Ma fino a che punto può spingersi un sistema che, seppur intelligente, è sempre artificiale? A questa domanda hanno provato a dare una risposta i ricercatori dell’IDSIA, un centro di ricerca sull’intelligenza artificiale attivo nella città di Lugano, nella Svizzera Italiana. Nei laboratori dell’istituto è stato messo a punto un sistema in grado di identificare automaticamente segnali stradali ed in una gara con alcuni esperti tedeschi è riuscito a fare meglio dei rivali in carne ed ossa: dei 50 mila segnali mostrati, il 99,46% di essi è stato correttamente riconosciuto dal software, mentre l’uomo non è riuscito ad andare oltre il 99,22%.
L’intelligenza artificiale può dunque aprire nuove finestre di opportunità, le quali potranno essere sfruttate in svariati settori. Lo scorso mese, ad esempio, Richard Rashid di Microsoft ha illustrato al pubblico un software di riconoscimento vocale che non solo è riuscito a comprendere perfettamente ogni singola parola, trascrivendo il discorso in formato digitale, ma ha anche dimostrato le proprie capacità dal punto di vista dell’interpretazione, traducendo il tutto in Cinese Mandarino e simulando la voce di Rashid, il quale non ha mai parlato prima tale lingua.
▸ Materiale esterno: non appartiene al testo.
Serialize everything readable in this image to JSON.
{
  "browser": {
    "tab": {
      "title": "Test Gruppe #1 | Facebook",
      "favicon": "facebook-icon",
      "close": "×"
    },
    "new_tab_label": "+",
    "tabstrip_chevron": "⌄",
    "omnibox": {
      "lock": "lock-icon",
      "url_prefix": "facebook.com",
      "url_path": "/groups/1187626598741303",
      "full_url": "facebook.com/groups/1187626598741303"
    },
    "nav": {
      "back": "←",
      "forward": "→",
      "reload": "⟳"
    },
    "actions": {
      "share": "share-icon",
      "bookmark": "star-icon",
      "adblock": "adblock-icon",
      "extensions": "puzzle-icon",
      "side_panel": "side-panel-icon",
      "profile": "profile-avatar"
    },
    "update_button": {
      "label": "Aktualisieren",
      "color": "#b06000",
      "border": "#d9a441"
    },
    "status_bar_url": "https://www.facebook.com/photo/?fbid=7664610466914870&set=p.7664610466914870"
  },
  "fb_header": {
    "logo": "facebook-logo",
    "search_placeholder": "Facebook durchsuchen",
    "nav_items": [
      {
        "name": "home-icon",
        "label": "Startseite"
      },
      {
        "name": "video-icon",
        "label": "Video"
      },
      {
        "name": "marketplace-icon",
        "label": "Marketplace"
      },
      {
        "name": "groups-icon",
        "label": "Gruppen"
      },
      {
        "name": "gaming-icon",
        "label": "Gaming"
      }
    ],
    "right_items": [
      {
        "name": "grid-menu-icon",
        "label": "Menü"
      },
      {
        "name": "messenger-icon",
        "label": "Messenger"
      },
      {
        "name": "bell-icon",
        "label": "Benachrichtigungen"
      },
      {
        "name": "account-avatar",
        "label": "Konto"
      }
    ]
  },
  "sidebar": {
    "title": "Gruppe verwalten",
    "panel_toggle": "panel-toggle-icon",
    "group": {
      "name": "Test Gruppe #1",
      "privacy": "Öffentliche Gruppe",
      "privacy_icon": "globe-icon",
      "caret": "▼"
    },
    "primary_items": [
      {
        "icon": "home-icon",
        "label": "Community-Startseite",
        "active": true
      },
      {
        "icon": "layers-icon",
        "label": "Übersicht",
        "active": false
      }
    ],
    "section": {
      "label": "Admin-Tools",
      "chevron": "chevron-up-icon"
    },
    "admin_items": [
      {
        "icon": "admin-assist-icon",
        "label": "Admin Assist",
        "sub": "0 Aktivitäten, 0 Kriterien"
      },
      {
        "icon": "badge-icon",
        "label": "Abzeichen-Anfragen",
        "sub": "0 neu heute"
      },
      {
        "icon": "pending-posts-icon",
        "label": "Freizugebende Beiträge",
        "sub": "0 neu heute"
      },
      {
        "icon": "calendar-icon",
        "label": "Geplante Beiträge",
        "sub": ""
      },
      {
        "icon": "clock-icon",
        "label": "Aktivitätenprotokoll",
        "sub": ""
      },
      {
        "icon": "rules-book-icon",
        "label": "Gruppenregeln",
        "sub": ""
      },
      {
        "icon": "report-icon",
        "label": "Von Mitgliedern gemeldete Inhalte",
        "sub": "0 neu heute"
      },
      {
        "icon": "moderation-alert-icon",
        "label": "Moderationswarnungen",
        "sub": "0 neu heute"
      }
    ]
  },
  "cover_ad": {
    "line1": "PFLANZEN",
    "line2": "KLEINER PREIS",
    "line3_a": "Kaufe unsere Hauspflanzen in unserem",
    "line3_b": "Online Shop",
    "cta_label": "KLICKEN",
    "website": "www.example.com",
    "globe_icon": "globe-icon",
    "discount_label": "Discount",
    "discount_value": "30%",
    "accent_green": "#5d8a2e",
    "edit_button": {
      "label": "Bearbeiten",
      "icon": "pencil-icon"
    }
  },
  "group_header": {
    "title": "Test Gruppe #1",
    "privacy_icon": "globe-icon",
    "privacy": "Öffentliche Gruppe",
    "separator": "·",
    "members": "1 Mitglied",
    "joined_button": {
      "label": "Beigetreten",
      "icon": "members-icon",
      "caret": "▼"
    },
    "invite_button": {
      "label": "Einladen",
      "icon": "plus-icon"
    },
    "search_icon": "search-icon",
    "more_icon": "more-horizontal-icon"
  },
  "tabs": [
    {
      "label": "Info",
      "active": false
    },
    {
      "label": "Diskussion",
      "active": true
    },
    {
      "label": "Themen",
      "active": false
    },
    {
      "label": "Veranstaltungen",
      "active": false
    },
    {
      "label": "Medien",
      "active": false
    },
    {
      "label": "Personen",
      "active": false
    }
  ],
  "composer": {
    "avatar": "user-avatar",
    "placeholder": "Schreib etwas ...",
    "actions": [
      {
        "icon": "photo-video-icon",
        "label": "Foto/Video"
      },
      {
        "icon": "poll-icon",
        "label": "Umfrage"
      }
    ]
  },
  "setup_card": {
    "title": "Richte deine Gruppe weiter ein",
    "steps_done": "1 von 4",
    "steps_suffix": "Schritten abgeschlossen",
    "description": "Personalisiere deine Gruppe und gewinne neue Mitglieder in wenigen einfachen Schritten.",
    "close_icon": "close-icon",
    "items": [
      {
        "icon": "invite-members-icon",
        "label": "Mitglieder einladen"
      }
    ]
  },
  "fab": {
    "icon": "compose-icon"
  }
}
Gli ostacoli da superare nel mondo dell’intelligenza artificiale sono tuttavia ancora molti e prima di una vera e propria svolta rivoluzionaria sarà necessario attendere ancora a lungo. I miglioramenti compiuti nel settore lasciano però ben sperare per il futuro: un futuro nel quale, forse, le macchine potranno sostituirsi all’uomo non solo in lavori manuali, ma anche intellettuali, potendo prendere decisioni in maniera autonoma e consapevole.